M. Y : J’ai présenté cette pièce à l’époque où même le président du pays avait était obligé (pour des raisons dont je doute qu’elles aient été humanitaires) d’avouer que les responsables de ces meurtres n’étaient autres que quelques agents du ministère de l’information et de la sécurité nationale. J’ai profité de cette occasion historique et j’ai pu mettre en scène ma pièce. Quand je décide d’écrire, quand je commence à écrire, je ne me demande jamais si on m’autorisera à présenter ma pièce ou non. Dans une société aussi fermée que l’Iran, tout citoyen pourrait ressembler au personnage de Kaff dans la nouvelle devant la porte de Frantz Kafka. Si vous attendez la permission pour entrer dans le château, il est possible qu’on ne vous permette jamais d’y entrer. Pour écrire, il ne faut pas attendre la permission. Il faut écrire et essayer ensuite de mettre en scène vos écrits. J’ai écrit (ma pièce) dans l’espoir de la mettre en scène et elle a été mise en scène. Je peux dire fermement qu’un système déterminé n’est pas en vigueur en Iran. Les choses qui provoquent la sensibilité des responsables sont presque évidentes, pourtant il ne faut pas faire attention à cette sensibilité. Tout ce que vous écrivez en Iran pourrait être inconvenable et problématique selon le Conseil de censure. Obtenir l’autorisation de la mise en scène pour Écrire dans l’obscurité était plus difficile que celle d’Une minute de silence. Au moment où j’ai écrit Écrire dans l’obscurité, personne n’imaginait qu’il était possible de mettre en scène une pièce portant sur les élections présidentielles douteuses et les émeutes de juin 2009. Pourtant j’ai écrit une pièce et je l’ai mise en scène en 2010 malgré tous les tracas. Cette pièce a été révisée et modifiée six fois pour qu’on puisse obtenir enfin la permission de la mettre en scène. Je promettais de réparer toutes les objections faites par les agents de censure. J’avais compris que le Conseil de censure avait adopté une nouvelle attitude ; ils cherchaient la petite bête au point qu’on se sentait méprisé et qu’on renonçait à mettre en scène sa pièce. J’ai décidé de ne pas me sentir méprisé et de ne pas donner des prétextes au Conseil de censure pour désapprouver mon travail. Plus ils trouvaient d’objections à mon texte, plus je leur promettais de corriger et d’éliminer les problèmes. J’avais l’intention de ne pas être fatigué et de les

fatiguer au contraire.

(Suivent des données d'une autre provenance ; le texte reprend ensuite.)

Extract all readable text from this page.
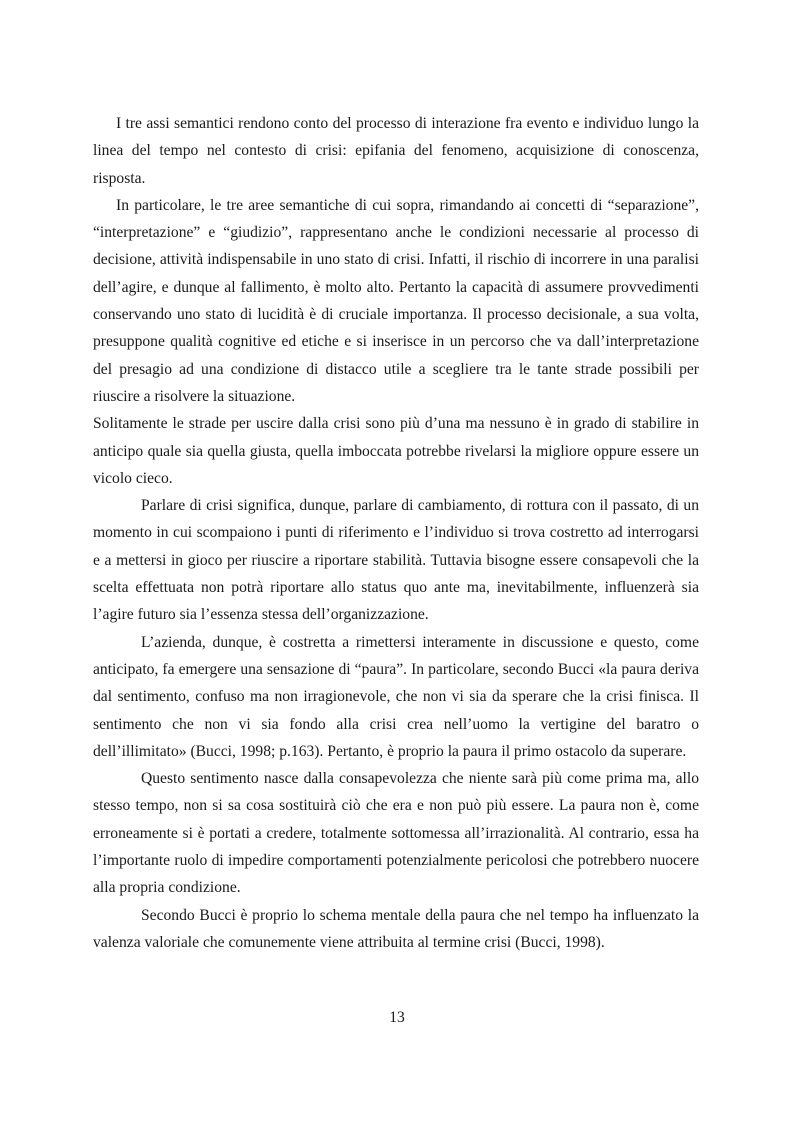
I tre assi semantici rendono conto del processo di interazione fra evento e individuo lungo la linea del tempo nel contesto di crisi: epifania del fenomeno, acquisizione di conoscenza, risposta.

In particolare, le tre aree semantiche di cui sopra, rimandando ai concetti di “separazione”, “interpretazione” e “giudizio”, rappresentano anche le condizioni necessarie al processo di decisione, attività indispensabile in uno stato di crisi. Infatti, il rischio di incorrere in una paralisi dell’agire, e dunque al fallimento, è molto alto. Pertanto la capacità di assumere provvedimenti conservando uno stato di lucidità è di cruciale importanza. Il processo decisionale, a sua volta, presuppone qualità cognitive ed etiche e si inserisce in un percorso che va dall’interpretazione del presagio ad una condizione di distacco utile a scegliere tra le tante strade possibili per riuscire a risolvere la situazione.

Solitamente le strade per uscire dalla crisi sono più d’una ma nessuno è in grado di stabilire in anticipo quale sia quella giusta, quella imboccata potrebbe rivelarsi la migliore oppure essere un vicolo cieco.

Parlare di crisi significa, dunque, parlare di cambiamento, di rottura con il passato, di un momento in cui scompaiono i punti di riferimento e l’individuo si trova costretto ad interrogarsi e a mettersi in gioco per riuscire a riportare stabilità. Tuttavia bisogne essere consapevoli che la scelta effettuata non potrà riportare allo status quo ante ma, inevitabilmente, influenzerà sia l’agire futuro sia l’essenza stessa dell’organizzazione.

L’azienda, dunque, è costretta a rimettersi interamente in discussione e questo, come anticipato, fa emergere una sensazione di “paura”. In particolare, secondo Bucci «la paura deriva dal sentimento, confuso ma non irragionevole, che non vi sia da sperare che la crisi finisca. Il sentimento che non vi sia fondo alla crisi crea nell’uomo la vertigine del baratro o dell’illimitato» (Bucci, 1998; p.163). Pertanto, è proprio la paura il primo ostacolo da superare.

Questo sentimento nasce dalla consapevolezza che niente sarà più come prima ma, allo stesso tempo, non si sa cosa sostituirà ciò che era e non può più essere. La paura non è, come erroneamente si è portati a credere, totalmente sottomessa all’irrazionalità. Al contrario, essa ha l’importante ruolo di impedire comportamenti potenzialmente pericolosi che potrebbero nuocere alla propria condizione.

Secondo Bucci è proprio lo schema mentale della paura che nel tempo ha influenzato la valenza valoriale che comunemente viene attribuita al termine crisi (Bucci, 1998).

13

Et comme je vous ai déjà dit, cette pièce a été finalement mise en scène après six fois des modifications et beaucoup d’obstination de notre part même si elle a subi de nombreuses censures.

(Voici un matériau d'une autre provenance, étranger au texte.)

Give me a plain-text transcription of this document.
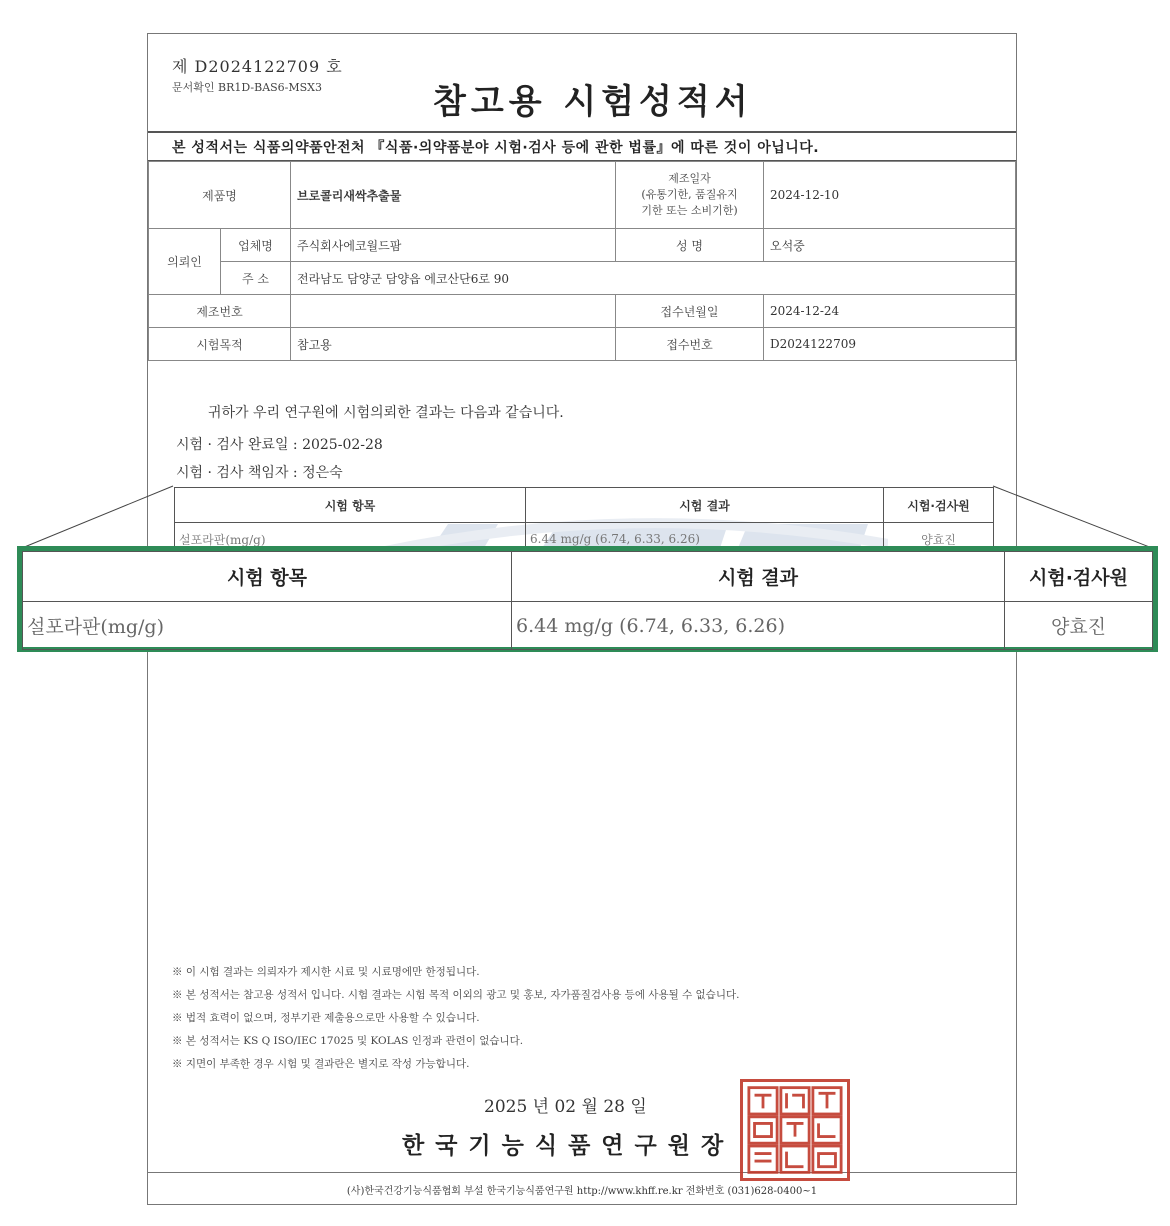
제 D2024122709 호
문서확인 BR1D-BAS6-MSX3	참고용 시험성적서
본 성적서는 식품의약품안전처 『식품·의약품분야 시험·검사 등에 관한 법률』에 따른 것이 아닙니다.
제품명		브로콜리새싹추출물	제조일자
(유통기한, 품질유지
기한 또는 소비기한)	2024-12-10
의뢰인	업체명	주식회사에코월드팜	성 명	오석중
	주 소	전라남도 담양군 담양읍 에코산단6로 90		
제조번호			접수년월일	2024-12-24
시험목적		참고용	접수번호	D2024122709
귀하가 우리 연구원에 시험의뢰한 결과는 다음과 같습니다.
시험 · 검사 완료일 : 2025-02-28
시험 · 검사 책임자 : 정은숙
시험 항목	시험 결과	시험·검사원
설포라판(mg/g)	6.44 mg/g (6.74, 6.33, 6.26)	양효진
※ 이 시험 결과는 의뢰자가 제시한 시료 및 시료명에만 한정됩니다.
※ 본 성적서는 참고용 성적서 입니다. 시험 결과는 시험 목적 이외의 광고 및 홍보, 자가품질검사용 등에 사용될 수 없습니다.
※ 법적 효력이 없으며, 정부기관 제출용으로만 사용할 수 있습니다.
※ 본 성적서는 KS Q ISO/IEC 17025 및 KOLAS 인정과 관련이 없습니다.
※ 지면이 부족한 경우 시험 및 결과란은 별지로 작성 가능합니다.
2025 년 02 월 28 일
한국기능식품연구원장
(사)한국건강기능식품협회 부설 한국기능식품연구원 http://www.khff.re.kr 전화번호 (031)628-0400~1
시험 항목	시험 결과	시험·검사원
설포라판(mg/g)	6.44 mg/g (6.74, 6.33, 6.26)	양효진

F.CH : Vous êtes un artiste engagé à l’égard de la société et les problèmes et questions de la société iranienne sont visibles dans votre œuvre ; selon vous pourquoi le théâtre forme-t-il depuis toujours un terrain propice pour parler des problèmes et questions sociales ? Pourquoi les problèmes sociaux sont-ils moins reflétés dans le cinéma ou les autres domaines de l’art ?

M. Y : Le cinéma se heurte à deux problèmes majeurs : d’une part il est sous l’autorité de l’argent. Ceux qui investissent dans le cinéma pour la production des films sont obligés de se soumettre aux contraintes plus que le théâtre pour obtenir l’autorisation de réaliser et de diffuser leurs films, sinon leur argent ne rentrera pas et ils subiront des dégâts. L’autre problème du cinéma est qu’on tourne d’abord le film et que le Conseil de censure révise ensuite le film et y impose autant de censures qu’il souhaite. Au contraire dans le théâtre, il est possible que l’équipe promette au Conseil de censure de supprimer certaines scènes ou de renoncer à certains dialogues, mais il les conserve lors de la mise en scène. Le théâtre est un art vivant et incontrôlable. Les gens du théâtre ont moins de choses à perdre que les gens du cinéma. Pour la même raison, ils sont moins obligés de se soumettre aux contraintes que les gens du cinéma.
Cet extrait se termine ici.